To this day, our lunches are something I cherish. Over the weekend we went out to a favorite little café, had delicious soups and sandwiches, and talked about childbirth. I don’t know why, it was just what came up. That is how we roll.
I know a lot of people who don’t have a great relationship with their mom and they don’t understand mine. I can’t at all expect them to. But they sometimes don’t grasp the importance of what I have with her either. Maybe they don’t have a squishy to chase away. I feel sorry for them. I know I can go to her with sorrow, with anger, with joy, with hilarity, with the squishy, and she is there with open arms to receive it all. We will sit and talk about everything or nothing and it sorts out and files away all the things that clog up my head.  We don’t have to talk specifically about anything in my head, but it’s like all of the silt from that raging river just settles to the bottom again and the waters run clear.
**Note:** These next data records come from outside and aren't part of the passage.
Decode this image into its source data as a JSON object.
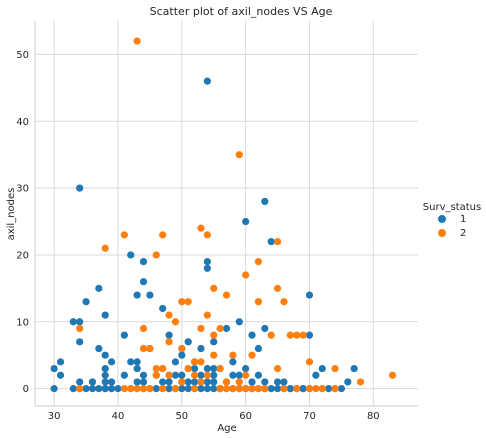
{
  "chart_data": {
    "type": "scatter",
    "title": "Scatter plot of axil_nodes VS Age",
    "xlabel": "Age",
    "ylabel": "axil_nodes",
    "xlim": [
      27,
      87
    ],
    "ylim": [
      -2.6,
      55
    ],
    "xticks": [
      30,
      40,
      50,
      60,
      70,
      80
    ],
    "yticks": [
      0,
      10,
      20,
      30,
      40,
      50
    ],
    "grid": true,
    "legend": {
      "title": "Surv_status",
      "placement": "right"
    },
    "series": [
      {
        "name": "1",
        "color": "#1f77b4",
        "x": [
          30,
          30,
          31,
          31,
          33,
          33,
          34,
          34,
          34,
          34,
          34,
          35,
          35,
          36,
          36,
          37,
          37,
          37,
          38,
          38,
          38,
          38,
          38,
          38,
          38,
          39,
          39,
          39,
          40,
          41,
          41,
          42,
          42,
          42,
          43,
          43,
          43,
          43,
          43,
          44,
          44,
          44,
          44,
          44,
          45,
          45,
          45,
          46,
          46,
          47,
          47,
          47,
          47,
          48,
          48,
          48,
          48,
          49,
          49,
          49,
          50,
          50,
          50,
          50,
          50,
          51,
          51,
          51,
          51,
          52,
          52,
          52,
          52,
          53,
          53,
          53,
          53,
          54,
          54,
          54,
          54,
          54,
          54,
          55,
          55,
          55,
          55,
          55,
          56,
          56,
          56,
          57,
          57,
          57,
          58,
          58,
          58,
          59,
          59,
          59,
          60,
          60,
          60,
          61,
          61,
          61,
          62,
          62,
          62,
          63,
          63,
          63,
          63,
          64,
          64,
          65,
          65,
          66,
          66,
          67,
          67,
          68,
          69,
          69,
          70,
          70,
          70,
          71,
          72,
          72,
          73,
          74,
          75,
          76,
          77
        ],
        "y": [
          0,
          3,
          2,
          4,
          0,
          10,
          30,
          10,
          7,
          1,
          0,
          0,
          13,
          0,
          1,
          6,
          15,
          0,
          0,
          1,
          2,
          3,
          5,
          11,
          0,
          4,
          1,
          0,
          0,
          8,
          2,
          20,
          4,
          0,
          0,
          1,
          14,
          3,
          4,
          0,
          1,
          16,
          19,
          2,
          0,
          14,
          6,
          0,
          2,
          0,
          1,
          12,
          3,
          0,
          1,
          2,
          8,
          0,
          2,
          4,
          0,
          1,
          2,
          6,
          5,
          0,
          1,
          7,
          3,
          0,
          1,
          3,
          4,
          0,
          2,
          1,
          6,
          46,
          19,
          18,
          3,
          0,
          1,
          0,
          1,
          2,
          7,
          3,
          0,
          0,
          3,
          0,
          1,
          9,
          0,
          2,
          4,
          0,
          2,
          10,
          0,
          25,
          3,
          0,
          8,
          1,
          0,
          6,
          2,
          0,
          28,
          9,
          1,
          0,
          22,
          1,
          0,
          0,
          1,
          0,
          0,
          0,
          0,
          0,
          14,
          8,
          0,
          2,
          0,
          3,
          0,
          0,
          0,
          1,
          3
        ]
      },
      {
        "name": "2",
        "color": "#ff7f0e",
        "x": [
          34,
          34,
          38,
          41,
          41,
          42,
          43,
          43,
          44,
          44,
          44,
          45,
          45,
          46,
          46,
          46,
          47,
          47,
          47,
          48,
          48,
          48,
          49,
          49,
          50,
          50,
          50,
          51,
          51,
          52,
          52,
          52,
          53,
          53,
          53,
          53,
          54,
          54,
          54,
          55,
          55,
          55,
          56,
          56,
          56,
          57,
          57,
          57,
          58,
          58,
          59,
          59,
          59,
          60,
          60,
          60,
          61,
          61,
          62,
          62,
          62,
          63,
          64,
          65,
          65,
          65,
          66,
          66,
          67,
          68,
          68,
          69,
          70,
          70,
          70,
          71,
          72,
          74,
          74,
          78,
          83
        ],
        "y": [
          9,
          0,
          21,
          23,
          0,
          0,
          52,
          0,
          9,
          6,
          0,
          6,
          0,
          20,
          3,
          2,
          23,
          0,
          3,
          11,
          2,
          7,
          10,
          0,
          13,
          1,
          6,
          13,
          3,
          2,
          4,
          0,
          24,
          9,
          4,
          1,
          23,
          11,
          2,
          15,
          5,
          8,
          9,
          3,
          0,
          14,
          1,
          0,
          5,
          0,
          35,
          1,
          0,
          17,
          2,
          0,
          5,
          0,
          19,
          13,
          0,
          0,
          8,
          22,
          15,
          3,
          13,
          0,
          8,
          0,
          8,
          8,
          4,
          0,
          0,
          0,
          0,
          3,
          0,
          1,
          2
        ]
      }
    ]
  }
}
Now, I am a mom. And that comes with a new squishy. The squishy I get when I need my son’s presence. He is equally calming, but on the other side of my soul. Where my mom is the wisdom, my son is the innocence. Where my mom is the protector, I am the protector for my son. It’s almost as though I can feel the winds of change merging me across that spectrum. And I know my son gets his own squishy. He comes to me when he does and hugs me, wraps himself around me, lays his head against me. When he was little, he would tell me it was because he just needed cuddles. I would plug him for reasons. Was he sick? Did something happen? Nothing was wrong, no sadness or fear. He just needed cuddles.
Every so often now when he comes to me and gives me an especially long hug, I will whisper, “Do you need cuddles?” and he will nod. And I will stop what I am doing to wrap him in the best mom hug I have and chase away his squishy.